Friday, February 5, 2010

Sadly The Final Blog

Ethan Beswick

As I sit here in LAX, all that is left to do is reflect upon the past month, lest I remember that classes start in just a few days.  From our Maori visits to hiking the Tongariro Alpine crossing, there has rarely been a dull moment, save for the last few days at the Uni.  However, Dull is an imprecise word but I use it because the stresses of the journey morphed constantly and kept the trip constantly interesting.  From joy and amazement to practically needing to get away from each other to hiking mountain passes and sleeping (err… studying!) on beaches, we have seen a rollercoaster of every part of our senses over this past month. This is not to say that this trip wasn't an exceptional experience, for it is the ardors of travel that make the situations so memorable.

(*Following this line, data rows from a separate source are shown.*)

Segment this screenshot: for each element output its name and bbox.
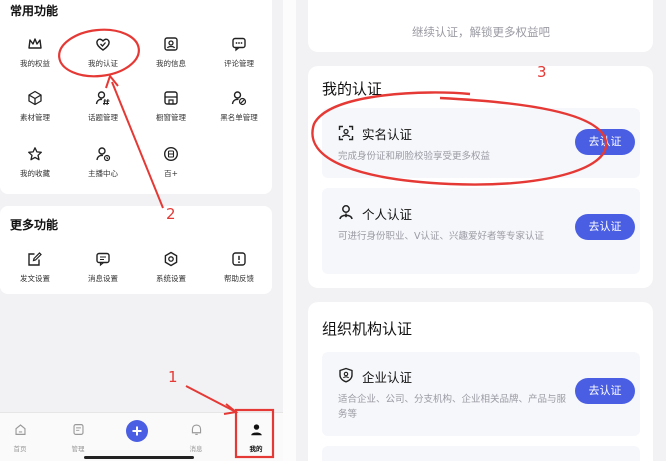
annotation-arrow-2 xyxy=(111,81,164,209)
annotation-arrow-1 xyxy=(185,385,237,413)
annotation-box-me-tab xyxy=(234,408,275,459)
annotation-overlay xyxy=(58,28,608,459)
annotation-number-1: 1 xyxy=(168,368,178,386)
annotation-circle-real-name xyxy=(311,91,608,186)
annotation-number-3: 3 xyxy=(537,63,547,81)
annotation-number-2: 2 xyxy=(166,205,176,223)
annotation-circle-my-certification xyxy=(58,28,140,78)
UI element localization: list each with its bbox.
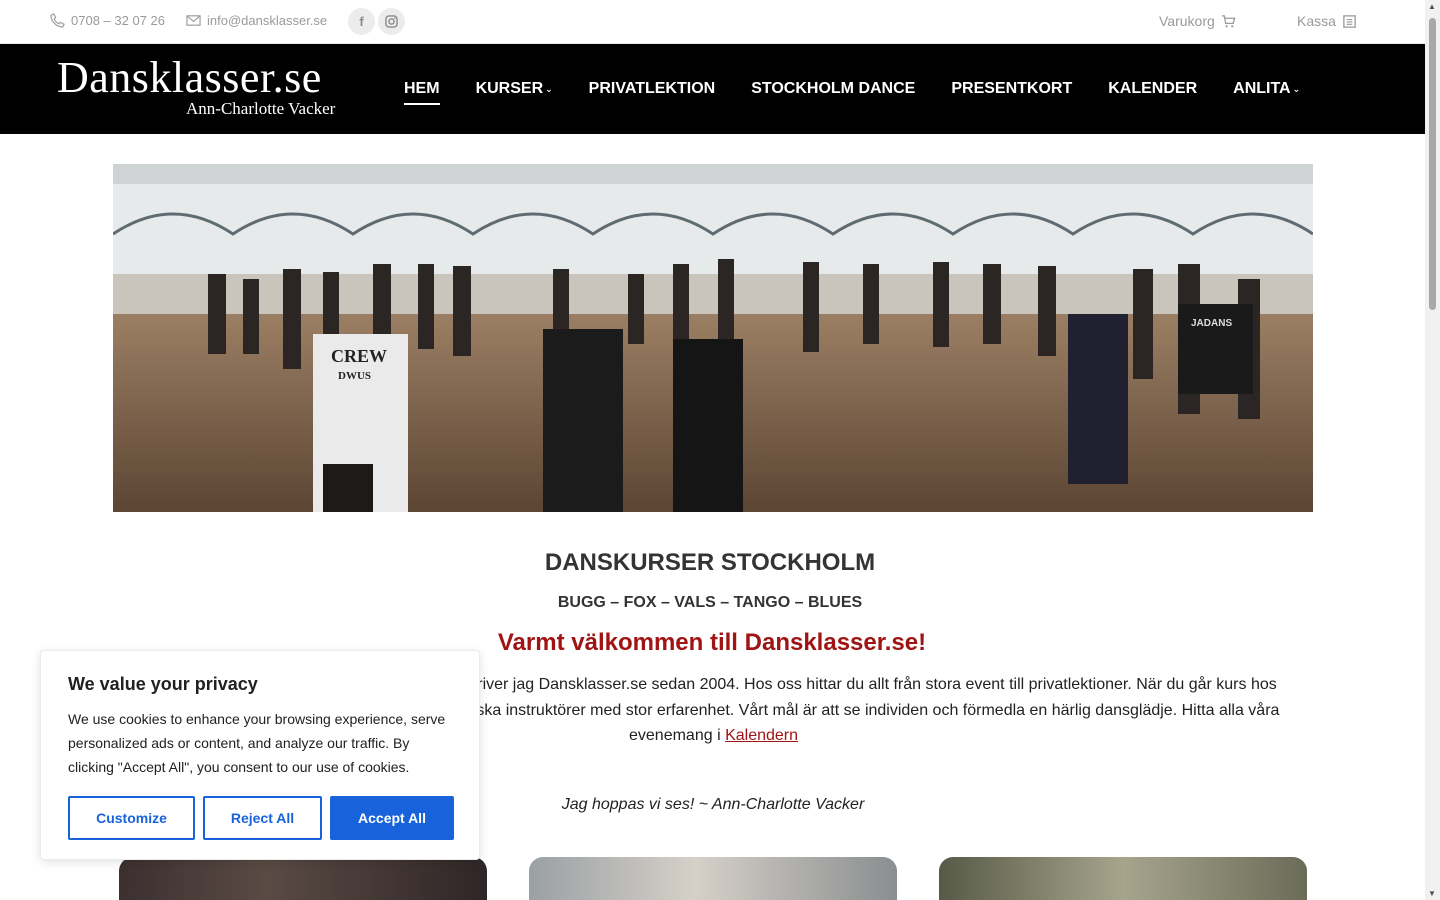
top-bar: 0708 – 32 07 26 info@dansklasser.se f Va… [0, 0, 1425, 44]
cookie-title: We value your privacy [68, 674, 258, 694]
phone-link[interactable]: 0708 – 32 07 26 [50, 13, 165, 28]
logo-subtitle: Ann-Charlotte Vacker [186, 99, 336, 118]
list-icon [1343, 14, 1356, 28]
chevron-down-icon: ⌄ [1292, 83, 1301, 94]
nav-label: KALENDER [1108, 80, 1198, 97]
instagram-icon[interactable] [378, 8, 405, 35]
checkout-label: Kassa [1297, 13, 1336, 29]
nav-item-privatlektion[interactable]: PRIVATLEKTION [589, 78, 716, 100]
accept-all-button[interactable]: Accept All [330, 796, 454, 840]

Before departure, I had made a point to sample the delicacies of the Land of the Long White Cloud, but only after starting to understand the locals and viewing the heralded sights that these small islands have to offer.   I feel that all of these goals were achieved to a degree that I could never have imagined, but let's be honest, you can never have enough good food, so I will work on that again next time I visit.  The bond of cultures in New Zealand is an exceptional combination that has rarely been seen over the years and the sights and sounds and smells should be experienced by all lest we forget what true beauty actually is.  It must not be forgotten the numerous facts and information that I learned from the classes, which is particularly important to me as I truly felt like the stupidest person for 10000 miles when I heard many people discuss the material very early on.

            This trip has shown me a lot of New Zealand but it has also revealed things about myself and others.  This will most likely be one of my last opportunities to travel in such a large group, which has been an experience, but what I will miss is the insightful discussions, lectures, experiences, and information that Art, Doug, Adam, Stu, and every other helpful Kiwi we found was more than willing to share with us.  I have found that it is rarely what you see but in what context and who you share it with, and I am glad that my first experience was with all of you, and you all have the desire to come back and explore the South Island as much as I do.

            We will be the heard of turtles marauding through a field of peanut butter forever.